Luego le tocó el turno a Teresa de bañarse. Lo hizo cantando y regresó tarareando. Le habló a su hermana de querer comprarse dos o tres conjuntos de ropa interior.
—Pero si tienes muchas —le dijo Cecilia.
—Quiero un juego en negro y otro en rojo. No tengo de esos colores —insistió Teresa, mientras levantaba el rostro hacia el techo como soñando despierta. En realidad, estaba recordando los intensos momentos íntimos pasados con Carlos. Le costaba mucho guardarse para sí sola esos recuerdos fabulosos; deseaba compartirlos con su hermana, pero creyó que no era conveniente todavía. «Quizás más tarde», pensó, con su inmejorable ánimo.
Cuando estuvieron en la cama con las luces apagadas, Cecilia le dijo a Teresa:
—Quiero confesarte un secreto. —Su voz era metálica. Parecía retumbar en la pieza.
—Cuéntame, hermanita. Sabes que estaré siempre contigo, en lo que sea.
—Estoy enamorada de Carlos —se descargó como un chorro, como si estuviera en un confesionario y necesitase expulsar lo más rápido posible el pecado
—¿Qué…, qué me estás diciendo? ¿Acaso dijiste Carlos? —preguntó Teresa, espantada—. «¡Dios mío! Qué dirá si supiera…», pensó.
—Sí, dije Carlos —repitió Cecilia, muy aliviada por haber evacuado esa verdad que la carcomía.
—No, no puedes…, no puedes enamorarte de ese hombre. Es el marido de tu prima. Estamos viviendo en la casa de sus suegros. No… No… —repetía, completamente trastornada por la noticia.
—Es lo que es —dijo Cecilia, más segura todavía de su sentimiento.
—Es un amor imposible.
—Lo sé.
—Y ¿desde cuándo es que estás enamorada?
—Desde el 1º de mayo de 1959, esa vez que vinieron a cenar él, su madre y su hermano, hace diez años. Estando en la mesa sentada frente a él, algo raro me sucedió: entraron su imagen, su voz, su risa, su alma, en mi corazón. A partir de ahí empezó mi tormento.
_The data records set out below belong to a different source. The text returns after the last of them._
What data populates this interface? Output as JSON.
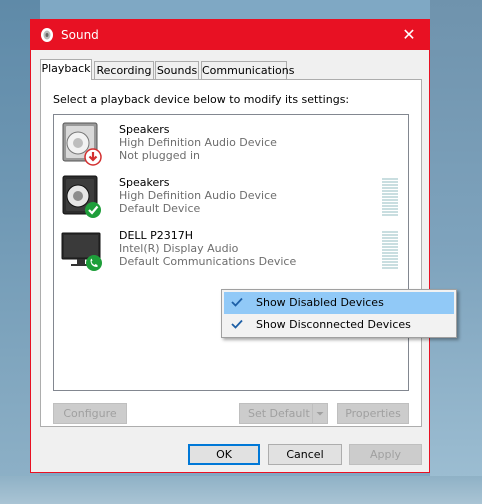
{
  "window": {
    "title": "Sound",
    "close_glyph": "✕"
  },
  "tabs": [
    {
      "label": "Playback",
      "active": true
    },
    {
      "label": "Recording",
      "active": false
    },
    {
      "label": "Sounds",
      "active": false
    },
    {
      "label": "Communications",
      "active": false
    }
  ],
  "instruction": "Select a playback device below to modify its settings:",
  "devices": [
    {
      "name": "Speakers",
      "description": "High Definition Audio Device",
      "status": "Not plugged in",
      "icon": "speaker-icon",
      "badge": "unplugged-arrow-icon",
      "badge_color": "#d32f2f"
    },
    {
      "name": "Speakers",
      "description": "High Definition Audio Device",
      "status": "Default Device",
      "icon": "speaker-icon",
      "badge": "checkmark-icon",
      "badge_color": "#1e9e3a"
    },
    {
      "name": "DELL P2317H",
      "description": "Intel(R) Display Audio",
      "status": "Default Communications Device",
      "icon": "monitor-icon",
      "badge": "phone-icon",
      "badge_color": "#1e9e3a"
    }
  ],
  "context_menu": {
    "items": [
      {
        "label": "Show Disabled Devices",
        "checked": true,
        "highlighted": true
      },
      {
        "label": "Show Disconnected Devices",
        "checked": true,
        "highlighted": false
      }
    ]
  },
  "panel_buttons": {
    "configure": "Configure",
    "set_default": "Set Default",
    "properties": "Properties"
  },
  "dialog_buttons": {
    "ok": "OK",
    "cancel": "Cancel",
    "apply": "Apply"
  },
  "colors": {
    "title_bar": "#e81123",
    "highlight": "#91c9f7",
    "accent": "#0078d7"
  }
}
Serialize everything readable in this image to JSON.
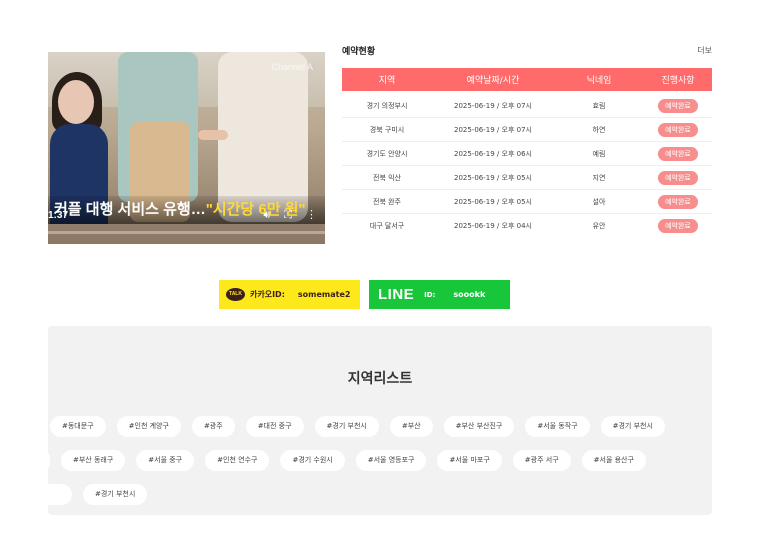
{
  "video": {
    "watermark": "Channel A",
    "caption_white": "커플 대행 서비스 유행…",
    "caption_yellow": "\"시간당 6만 원\"",
    "time": "1:37",
    "progress": 0.0
  },
  "reservation": {
    "title": "예약현황",
    "more": "더보",
    "headers": [
      "지역",
      "예약날짜/시간",
      "닉네임",
      "진행사항"
    ],
    "rows": [
      {
        "region": "경기 의정부시",
        "datetime": "2025-06-19 / 오후 07시",
        "nick": "효림",
        "status": "예약완료"
      },
      {
        "region": "경북 구미시",
        "datetime": "2025-06-19 / 오후 07시",
        "nick": "하연",
        "status": "예약완료"
      },
      {
        "region": "경기도 안양시",
        "datetime": "2025-06-19 / 오후 06시",
        "nick": "예림",
        "status": "예약완료"
      },
      {
        "region": "전북 익산",
        "datetime": "2025-06-19 / 오후 05시",
        "nick": "지연",
        "status": "예약완료"
      },
      {
        "region": "전북 완주",
        "datetime": "2025-06-19 / 오후 05시",
        "nick": "설아",
        "status": "예약완료"
      },
      {
        "region": "대구 달서구",
        "datetime": "2025-06-19 / 오후 04시",
        "nick": "유안",
        "status": "예약완료"
      }
    ],
    "colors": {
      "header_bg": "#ff6b6b",
      "badge_bg": "#f78d8d"
    }
  },
  "kakao": {
    "talk": "TALK",
    "label": "카카오ID:",
    "id": "somemate2",
    "color": "#fde91b"
  },
  "line": {
    "logo": "LINE",
    "label": "ID:",
    "id": "soookk",
    "color": "#18c639"
  },
  "regions": {
    "title": "지역리스트",
    "row1": [
      "#동대문구",
      "#인천 계양구",
      "#광주",
      "#대전 중구",
      "#경기 부천시",
      "#부산",
      "#부산 부산진구",
      "#서울 동작구",
      "#경기 부천시"
    ],
    "row2": [
      "#부산 동래구",
      "#서울 중구",
      "#인천 연수구",
      "#경기 수원시",
      "#서울 영등포구",
      "#서울 마포구",
      "#광주 서구",
      "#서울 용산구"
    ],
    "row3": [
      "#경기 부천시"
    ]
  }
}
Esa noche a duras penas pude tragar algún bocado. Y he soñado con él casi una vez por semana.
—Me duele lo que te ha pasado; pero te aconsejo que te saques de la cabeza esa locura. ¿Por qué no te confiesas con el padre Giménez? Tal vez él pueda ayudarte.
—No, no confío en los sacerdotes. Muchos casos feos ya escuchamos sobre ellos.
—Dime, Cecilia: ¿él nunca te probó?
—Nunca. Ni siquiera se fija en mí.
Te pregunté porque corre la versión de que es mujeriego. Parece que en Concepción pasó algo grave; por eso es que volvieron.
—No sé nada de eso, ni me interesa. Lo que te puedo decir es que nunca fue irrespetuoso conmigo.
—Pero, ¿es en serio que estás enamorada?
—En serio.
—Y, ¿no probaste con otro para olvidarle?
—Probé —dijo Cecilia— con algunos, pero el remedio fue peor que la enfermedad. Pensaba en él cuando estaba con otro.
—Es grave tu situación, hermana. Tenemos que ir junto a una curandera que cura el mal de amores. Tía Soledad me comentó una vez cuando me metí con ese estúpido de Ricardo. ¿Recuerdas?
—Sí, me acuerdo. ¿Y qué tal te fue?
—A mí me curó —respondió Teresa—. Le olvidé completamente.